Hi Perch,
Since it's possible for users to disable HTTP_REFERER in their browsers, I always prefer to explicitly set return URLs with query strings or form data. You can use thisPageUrl() to get a link to the current page. In a link (for example, the ones in examples/sc-cart-add.php), you can do this:
<a href="<?php echo $addLink ?>&returnUrl=<?php echo htmlencode(urlencode(thisPageUrl())) ?>">Add to cart</a>
...or, in a form (also from the same page):
<input type="hidden" name="returnUrl" value="<?php echo htmlencode(thisPageUrl()) ?>">
Then, you'll need to process that and store it. In general, cookies are more reliable than sessions (due to various server configurations), so I'd suggest using them. Note that both the links and the forms on sc-cart-add.php both submit to sc-cart-add.php, which then redirects to sc-cart.php: be careful that you're not trying to capture the returnUrl after the browser has already been redirected and the query string has been lost. We'll need to capture the returnUrl before that redirect happens, so add this to the (very) top the target page (e.g. sc-cart-add.php):
// record returnUrl, if provided
if (@$_REQUEST['returnUrl']) {
setcookie('returnUrl', $_REQUEST['returnUrl'], strtotime('+10 years'), '/');
}
Now you can use the cookie's value as the target URL on your cart pages (e.g. sc-cart.php).

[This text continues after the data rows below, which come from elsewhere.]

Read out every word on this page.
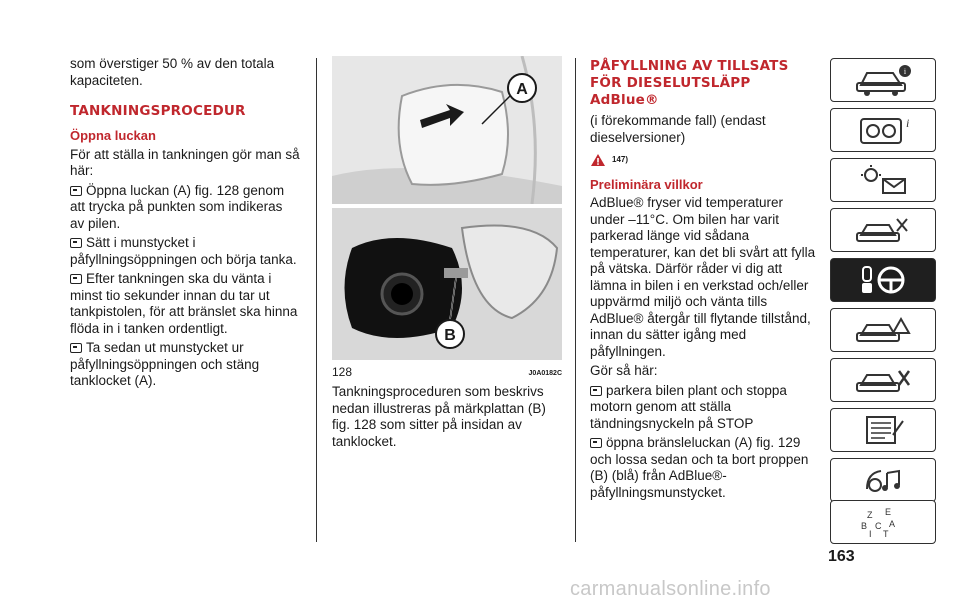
som överstiger 50 % av den totala kapaciteten.

TANKNINGSPROCEDUR
Öppna luckan

För att ställa in tankningen gör man så här:

Öppna luckan (A) fig. 128 genom att trycka på punkten som indikeras av pilen.

Sätt i munstycket i påfyllningsöppningen och börja tanka.

Efter tankningen ska du vänta i minst tio sekunder innan du tar ut tankpistolen, för att bränslet ska hinna flöda in i tanken ordentligt.

Ta sedan ut munstycket ur påfyllningsöppningen och stäng tanklocket (A).

A
B
128	J0A0182C

Tankningsproceduren som beskrivs nedan illustreras på märkplattan (B) fig. 128 som sitter på insidan av tanklocket.

PÅFYLLNING AV TILLSATS FÖR DIESELUTSLÄPP AdBlue®

(i förekommande fall) (endast dieselversioner)

147)
Preliminära villkor

AdBlue® fryser vid temperaturer under –11°C. Om bilen har varit parkerad länge vid sådana temperaturer, kan det bli svårt att fylla på vätska. Därför råder vi dig att lämna in bilen i en verkstad och/eller uppvärmd miljö och vänta tills AdBlue® återgår till flytande tillstånd, innan du sätter igång med påfyllningen.

Gör så här:

parkera bilen plant och stoppa motorn genom att ställa tändningsnyckeln på STOP

öppna bränsleluckan (A) fig. 129 och lossa sedan och ta bort proppen (B) (blå) från AdBlue®-påfyllningsmunstycket.

i
i
Z E
B C A
I T
163
carmanualsonline.info
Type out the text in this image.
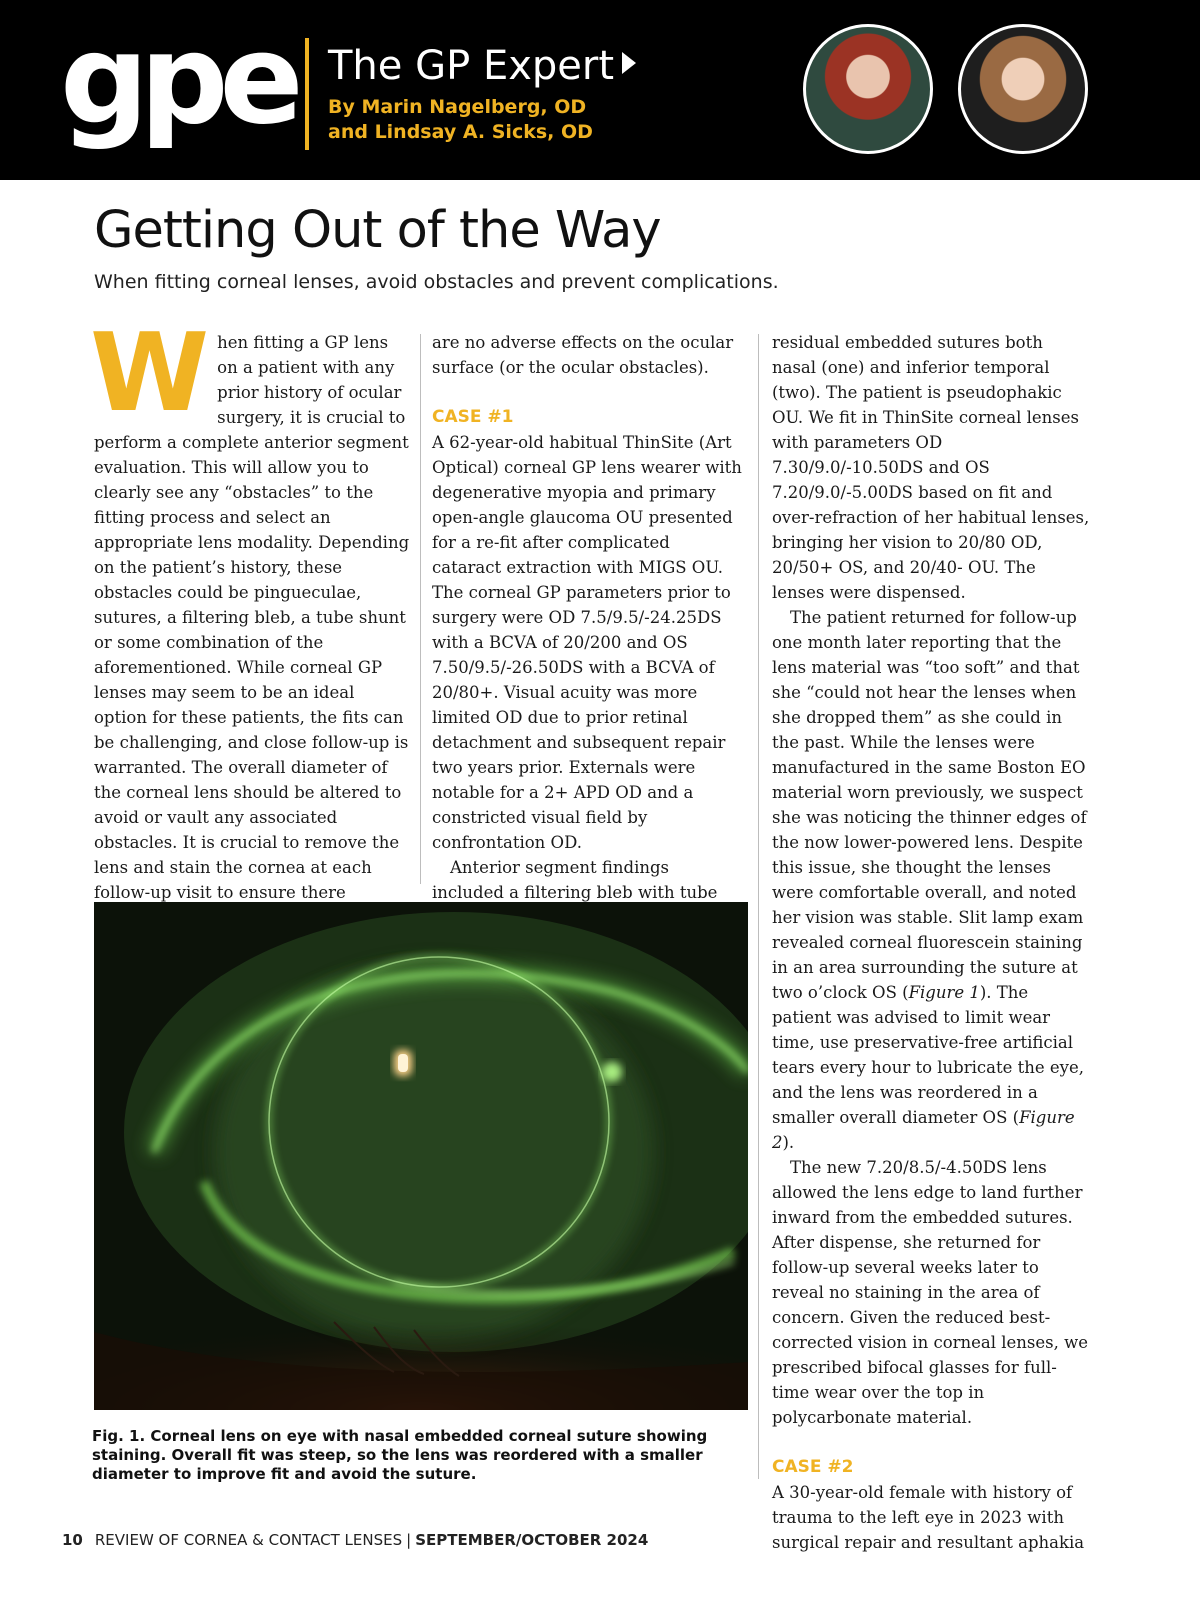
gpe The GP Expert
By Marin Nagelberg, OD
and Lindsay A. Sicks, OD
Getting Out of the Way
When fitting corneal lenses, avoid obstacles and prevent complications.

When fitting a GP lens on a patient with any prior history of ocular surgery, it is crucial to perform a complete anterior segment evaluation. This will allow you to clearly see any “obstacles” to the fitting process and select an appropriate lens modality. Depending on the patient’s history, these obstacles could be pingueculae, sutures, a filtering bleb, a tube shunt or some combination of the aforementioned. While corneal GP lenses may seem to be an ideal option for these patients, the fits can be challenging, and close follow-up is warranted. The overall diameter of the corneal lens should be altered to avoid or vault any associated obstacles. It is crucial to remove the lens and stain the cornea at each follow-up visit to ensure there

are no adverse effects on the ocular surface (or the ocular obstacles).

CASE #1

A 62-year-old habitual ThinSite (Art Optical) corneal GP lens wearer with degenerative myopia and primary open-angle glaucoma OU presented for a re-fit after complicated cataract extraction with MIGS OU. The corneal GP parameters prior to surgery were OD 7.5/9.5/-24.25DS with a BCVA of 20/200 and OS 7.50/9.5/-26.50DS with a BCVA of 20/80+. Visual acuity was more limited OD due to prior retinal detachment and subsequent repair two years prior. Externals were notable for a 2+ APD OD and a constricted visual field by confrontation OD.

Anterior segment findings included a filtering bleb with tube

residual embedded sutures both nasal (one) and inferior temporal (two). The patient is pseudophakic OU. We fit in ThinSite corneal lenses with parameters OD 7.30/9.0/-10.50DS and OS 7.20/9.0/-5.00DS based on fit and over-refraction of her habitual lenses, bringing her vision to 20/80 OD, 20/50+ OS, and 20/40- OU. The lenses were dispensed.

The patient returned for follow-up one month later reporting that the lens material was “too soft” and that she “could not hear the lenses when she dropped them” as she could in the past. While the lenses were manufactured in the same Boston EO material worn previously, we suspect she was noticing the thinner edges of the now lower-powered lens. Despite this issue, she thought the lenses were comfortable overall, and noted her vision was stable. Slit lamp exam revealed corneal fluorescein staining in an area surrounding the suture at two o’clock OS (Figure 1). The patient was advised to limit wear time, use preservative-free artificial tears every hour to lubricate the eye, and the lens was reordered in a smaller overall diameter OS (Figure 2).

The new 7.20/8.5/-4.50DS lens allowed the lens edge to land further inward from the embedded sutures. After dispense, she returned for follow-up several weeks later to reveal no staining in the area of concern. Given the reduced best-corrected vision in corneal lenses, we prescribed bifocal glasses for full-time wear over the top in polycarbonate material.

CASE #2

A 30-year-old female with history of trauma to the left eye in 2023 with surgical repair and resultant aphakia

Fig. 1. Corneal lens on eye with nasal embedded corneal suture showing staining. Overall fit was steep, so the lens was reordered with a smaller diameter to improve fit and avoid the suture.
10 REVIEW OF CORNEA & CONTACT LENSES | SEPTEMBER/OCTOBER 2024
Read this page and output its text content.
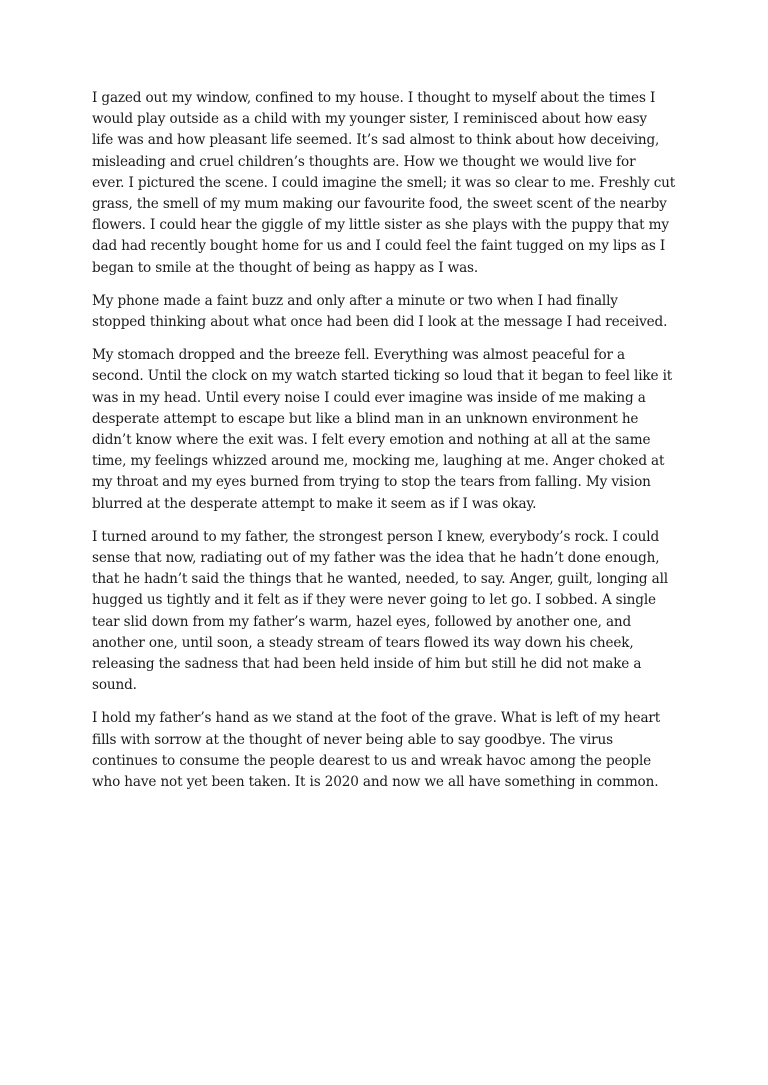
I gazed out my window, confined to my house. I thought to myself about the times I
would play outside as a child with my younger sister, I reminisced about how easy
life was and how pleasant life seemed. It’s sad almost to think about how deceiving,
misleading and cruel children’s thoughts are. How we thought we would live for
ever. I pictured the scene. I could imagine the smell; it was so clear to me. Freshly cut
grass, the smell of my mum making our favourite food, the sweet scent of the nearby
flowers. I could hear the giggle of my little sister as she plays with the puppy that my
dad had recently bought home for us and I could feel the faint tugged on my lips as I
began to smile at the thought of being as happy as I was.

My phone made a faint buzz and only after a minute or two when I had finally
stopped thinking about what once had been did I look at the message I had received.

My stomach dropped and the breeze fell. Everything was almost peaceful for a
second. Until the clock on my watch started ticking so loud that it began to feel like it
was in my head. Until every noise I could ever imagine was inside of me making a
desperate attempt to escape but like a blind man in an unknown environment he
didn’t know where the exit was. I felt every emotion and nothing at all at the same
time, my feelings whizzed around me, mocking me, laughing at me. Anger choked at
my throat and my eyes burned from trying to stop the tears from falling. My vision
blurred at the desperate attempt to make it seem as if I was okay.

I turned around to my father, the strongest person I knew, everybody’s rock. I could
sense that now, radiating out of my father was the idea that he hadn’t done enough,
that he hadn’t said the things that he wanted, needed, to say. Anger, guilt, longing all
hugged us tightly and it felt as if they were never going to let go. I sobbed. A single
tear slid down from my father’s warm, hazel eyes, followed by another one, and
another one, until soon, a steady stream of tears flowed its way down his cheek,
releasing the sadness that had been held inside of him but still he did not make a
sound.

I hold my father’s hand as we stand at the foot of the grave. What is left of my heart
fills with sorrow at the thought of never being able to say goodbye. The virus
continues to consume the people dearest to us and wreak havoc among the people
who have not yet been taken. It is 2020 and now we all have something in common.
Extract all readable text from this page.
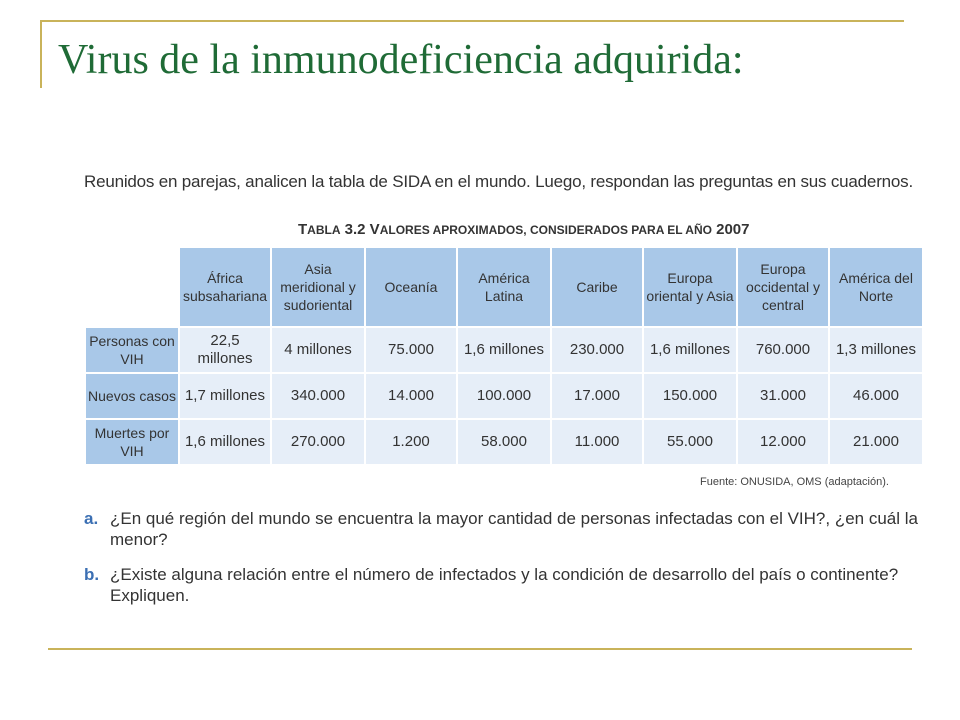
Virus de la inmunodeficiencia adquirida:
Reunidos en parejas, analicen la tabla de SIDA en el mundo. Luego, respondan las preguntas en sus cuadernos.
TABLA 3.2 VALORES APROXIMADOS, CONSIDERADOS PARA EL AÑO 2007
	África subsahariana	Asia meridional y sudoriental	Oceanía	América Latina	Caribe	Europa oriental y Asia	Europa occidental y central	América del Norte
Personas con VIH	22,5 millones	4 millones	75.000	1,6 millones	230.000	1,6 millones	760.000	1,3 millones
Nuevos casos	1,7 millones	340.000	14.000	100.000	17.000	150.000	31.000	46.000
Muertes por VIH	1,6 millones	270.000	1.200	58.000	11.000	55.000	12.000	21.000
Fuente: ONUSIDA, OMS (adaptación).
a. ¿En qué región del mundo se encuentra la mayor cantidad de personas infectadas con el VIH?, ¿en cuál la menor?
b. ¿Existe alguna relación entre el número de infectados y la condición de desarrollo del país o continente? Expliquen.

Note that I'm defaulting the URL to / with coalesce() below:
<?php $returnUrl = coalesce(@$_COOKIE['returnUrl'], '/') ?>
<a href="<?php echo htmlencode($returnUrl) ?>">Back to <?php echo htmlencode($returnUrl) ?></a>
You can test this by adding a junk query string to your page with the add link/form (e.g. sc-cart-add.php?hello), then making sure that the resulting link goes back to your unique url (e.g. ?hello).
Hope this helps! Please let me know if you have any questions.